Casiano, que conocía muy bien a los Padres del desierto y las fuentes literarias monásticas, recogió algunas normas sobre este asunto en sus Instituciones, planteándose explícitamente la cuestión en uno de sus capítulos e indicándonos cómo elegir los alimentos:
“Hay que elegir una comida tal que no sólo calme el fuego de la concupiscencia ardiente y la reavive lo menos posible, sino también que sea fácil de preparar, que resulte más económica y sea más conveniente para el estilo de vida y el uso común de los hermanos. Hay tres géneros de gula. La primera trata de anticipar la hora regular establecida para la comida. La segunda sólo atiende a satisfacer el apetito, importándole poco los manjares, con tal que puedan comer hasta la saciedad. La tercera gusta de los platos exquisitos y suculentos. Por ello el monje debe ponerse en guardia contra estas tres especies de gula mediante una triple observancia. Ante todo, deberá esperar, para comer, la hora fijada; luego, se contentará con una cantidad prudencial, no permitiéndose llegar hasta el exceso; por último, comerá de cualesquiera manjares y especialmente de los que puedan obtenerse a un precio más barato” (Inst., V, 23).

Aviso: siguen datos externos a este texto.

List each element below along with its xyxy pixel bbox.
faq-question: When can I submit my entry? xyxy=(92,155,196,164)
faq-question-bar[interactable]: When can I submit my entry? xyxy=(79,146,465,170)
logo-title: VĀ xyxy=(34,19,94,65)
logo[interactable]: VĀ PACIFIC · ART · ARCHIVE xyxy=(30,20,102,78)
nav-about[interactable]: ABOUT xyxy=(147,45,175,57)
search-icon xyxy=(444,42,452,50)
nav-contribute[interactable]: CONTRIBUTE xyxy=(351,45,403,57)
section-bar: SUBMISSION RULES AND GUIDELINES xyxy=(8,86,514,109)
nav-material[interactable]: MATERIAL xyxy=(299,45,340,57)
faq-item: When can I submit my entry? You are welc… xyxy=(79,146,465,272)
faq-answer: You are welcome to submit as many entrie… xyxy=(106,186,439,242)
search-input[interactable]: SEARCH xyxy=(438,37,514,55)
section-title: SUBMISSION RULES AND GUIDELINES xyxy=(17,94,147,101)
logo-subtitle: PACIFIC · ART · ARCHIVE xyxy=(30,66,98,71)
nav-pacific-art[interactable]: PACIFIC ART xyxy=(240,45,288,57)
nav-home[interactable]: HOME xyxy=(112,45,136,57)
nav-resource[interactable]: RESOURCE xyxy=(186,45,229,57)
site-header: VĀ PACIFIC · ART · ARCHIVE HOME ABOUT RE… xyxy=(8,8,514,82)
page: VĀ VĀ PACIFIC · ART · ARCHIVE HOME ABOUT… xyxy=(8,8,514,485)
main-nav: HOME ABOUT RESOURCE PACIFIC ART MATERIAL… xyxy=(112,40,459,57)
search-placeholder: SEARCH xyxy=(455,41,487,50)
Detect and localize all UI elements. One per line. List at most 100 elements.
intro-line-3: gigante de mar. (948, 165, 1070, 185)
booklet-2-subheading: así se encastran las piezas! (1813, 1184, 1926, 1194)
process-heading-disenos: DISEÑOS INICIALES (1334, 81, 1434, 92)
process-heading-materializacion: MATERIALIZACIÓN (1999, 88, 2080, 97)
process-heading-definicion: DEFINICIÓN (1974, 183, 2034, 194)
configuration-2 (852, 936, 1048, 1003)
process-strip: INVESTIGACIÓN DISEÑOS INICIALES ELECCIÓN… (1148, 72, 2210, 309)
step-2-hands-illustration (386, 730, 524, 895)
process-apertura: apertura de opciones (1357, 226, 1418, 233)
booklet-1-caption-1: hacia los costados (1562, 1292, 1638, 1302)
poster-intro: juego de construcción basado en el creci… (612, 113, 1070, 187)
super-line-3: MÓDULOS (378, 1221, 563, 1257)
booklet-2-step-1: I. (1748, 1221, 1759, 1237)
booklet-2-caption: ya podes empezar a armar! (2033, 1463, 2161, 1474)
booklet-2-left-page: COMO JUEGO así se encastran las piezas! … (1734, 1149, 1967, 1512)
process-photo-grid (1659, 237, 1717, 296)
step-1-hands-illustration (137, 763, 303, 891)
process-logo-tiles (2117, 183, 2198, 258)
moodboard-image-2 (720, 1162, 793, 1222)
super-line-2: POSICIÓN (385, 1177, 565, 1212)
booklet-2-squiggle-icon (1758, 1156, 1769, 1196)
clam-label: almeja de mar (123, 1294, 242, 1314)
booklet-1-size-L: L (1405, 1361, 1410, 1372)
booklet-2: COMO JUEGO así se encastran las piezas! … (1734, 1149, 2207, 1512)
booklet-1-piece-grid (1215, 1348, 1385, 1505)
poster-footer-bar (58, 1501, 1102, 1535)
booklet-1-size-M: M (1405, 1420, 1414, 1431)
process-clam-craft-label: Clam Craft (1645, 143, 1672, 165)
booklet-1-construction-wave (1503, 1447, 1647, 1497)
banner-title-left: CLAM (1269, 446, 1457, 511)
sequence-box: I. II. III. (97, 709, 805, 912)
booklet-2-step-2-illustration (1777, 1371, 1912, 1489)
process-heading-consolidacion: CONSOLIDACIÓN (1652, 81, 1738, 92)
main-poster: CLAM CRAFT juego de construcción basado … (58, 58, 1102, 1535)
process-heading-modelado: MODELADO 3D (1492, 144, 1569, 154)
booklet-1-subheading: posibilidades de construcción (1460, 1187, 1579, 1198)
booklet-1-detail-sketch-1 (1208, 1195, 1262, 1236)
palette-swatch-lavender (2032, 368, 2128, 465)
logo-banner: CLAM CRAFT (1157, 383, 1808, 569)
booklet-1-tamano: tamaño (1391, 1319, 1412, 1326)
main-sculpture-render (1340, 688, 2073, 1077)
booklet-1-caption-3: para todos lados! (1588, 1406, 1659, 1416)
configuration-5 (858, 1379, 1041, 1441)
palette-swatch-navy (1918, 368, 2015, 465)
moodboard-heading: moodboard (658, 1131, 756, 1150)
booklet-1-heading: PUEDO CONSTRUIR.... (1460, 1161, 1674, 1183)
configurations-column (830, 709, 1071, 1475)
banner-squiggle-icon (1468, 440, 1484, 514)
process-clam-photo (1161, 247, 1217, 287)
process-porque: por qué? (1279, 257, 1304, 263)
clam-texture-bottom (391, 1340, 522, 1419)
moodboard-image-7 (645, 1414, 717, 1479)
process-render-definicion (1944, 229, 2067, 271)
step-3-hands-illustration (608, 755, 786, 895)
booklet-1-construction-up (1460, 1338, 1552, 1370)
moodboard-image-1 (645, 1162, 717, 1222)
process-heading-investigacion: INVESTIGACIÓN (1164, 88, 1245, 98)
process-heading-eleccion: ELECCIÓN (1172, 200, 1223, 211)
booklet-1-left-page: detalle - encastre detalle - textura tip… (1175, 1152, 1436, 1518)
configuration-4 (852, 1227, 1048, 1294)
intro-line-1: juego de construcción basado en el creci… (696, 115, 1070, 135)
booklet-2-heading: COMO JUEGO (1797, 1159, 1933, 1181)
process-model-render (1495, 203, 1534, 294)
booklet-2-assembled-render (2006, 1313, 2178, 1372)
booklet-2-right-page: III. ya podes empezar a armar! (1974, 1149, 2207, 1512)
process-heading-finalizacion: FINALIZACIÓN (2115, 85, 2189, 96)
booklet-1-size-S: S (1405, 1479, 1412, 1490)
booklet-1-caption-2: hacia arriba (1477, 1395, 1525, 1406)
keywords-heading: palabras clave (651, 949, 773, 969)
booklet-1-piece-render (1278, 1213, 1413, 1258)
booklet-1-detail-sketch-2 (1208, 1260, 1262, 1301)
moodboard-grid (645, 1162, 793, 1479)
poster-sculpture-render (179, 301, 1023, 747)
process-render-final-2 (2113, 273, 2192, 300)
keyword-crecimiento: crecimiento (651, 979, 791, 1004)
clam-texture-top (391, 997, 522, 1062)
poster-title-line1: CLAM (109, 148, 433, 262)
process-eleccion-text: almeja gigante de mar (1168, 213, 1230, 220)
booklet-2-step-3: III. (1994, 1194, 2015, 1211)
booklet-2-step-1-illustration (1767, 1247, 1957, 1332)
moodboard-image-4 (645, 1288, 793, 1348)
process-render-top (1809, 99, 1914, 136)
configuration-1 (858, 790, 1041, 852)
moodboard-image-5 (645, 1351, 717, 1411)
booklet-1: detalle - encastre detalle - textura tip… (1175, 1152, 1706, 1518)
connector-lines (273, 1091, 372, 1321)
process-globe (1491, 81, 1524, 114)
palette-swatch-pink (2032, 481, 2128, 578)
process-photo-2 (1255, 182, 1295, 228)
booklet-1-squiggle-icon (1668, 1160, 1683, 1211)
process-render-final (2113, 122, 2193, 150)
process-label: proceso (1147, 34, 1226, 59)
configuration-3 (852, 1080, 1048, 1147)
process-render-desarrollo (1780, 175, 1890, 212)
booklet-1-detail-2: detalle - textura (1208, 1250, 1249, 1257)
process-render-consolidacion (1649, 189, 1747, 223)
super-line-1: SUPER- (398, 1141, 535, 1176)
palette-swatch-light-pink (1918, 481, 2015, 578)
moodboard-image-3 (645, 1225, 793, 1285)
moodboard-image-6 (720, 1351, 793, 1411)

Estos tres consejos sencillos y prácticos que nos ofrece Casiano pueden resultar de gran utilidad en la lucha contra la pasión de la gula. Casiano se sitúa así en la tradición más ortodoxa, no banalizando el régimen alimenticio ni extremándolo imprudentemente, sino encontrando en él un medio idóneo para el combate espiritual del monje. De tal forma que las normas que nos propone buscan tres metas. En primer lugar dominar la pasión de la gula, ayudando a crear un dominio de sí que influirá en el dominio de las otras pasiones, especialmente de la lujuria. En segundo lugar será una expresión de la pobreza que se ha profesado, tanto por la simplicidad y calidad de los alimentos, como por la actitud del que sintiéndose pobre acoge con agradecimiento lo que se le da, sin rehusarlo por su escasa calidad. Finalmente favorecerá a toda la actividad espiritual del monje, especialmente a la oración, pues la actitud que tenemos al recibir el alimento material es reflejo del modo como recibimos el alimento espiritual, que exige tres actitudes: acogida, confianza y humildad:
– Acogida y apertura a lo que Dios nos quiera dar, al modo cómo la Providencia se hace presente en nuestra vida, sin quejarnos por lo gratificante o no que pueda ser, pues no sabemos nosotros lo que necesitamos en cada momento.
– Saber esperar confiadamente en los momentos de sequedad a que sea Dios quien nos alimente, sin caer en la tentación de buscar nosotros nuestro propio alimento con las huidas y compensaciones que terminan conduciéndonos a la acedia espiritual.
– Ser humildes y no darse aires de grandeza espiritual, buscando sólo las cosas agradables del espíritu, sino abrazando nuestra pobreza personal y comunitaria. Es decir, saber vivir cada momento, por insignificante que sea, como algo que Dios nos da para nuestro alimento y crecimiento espiritual.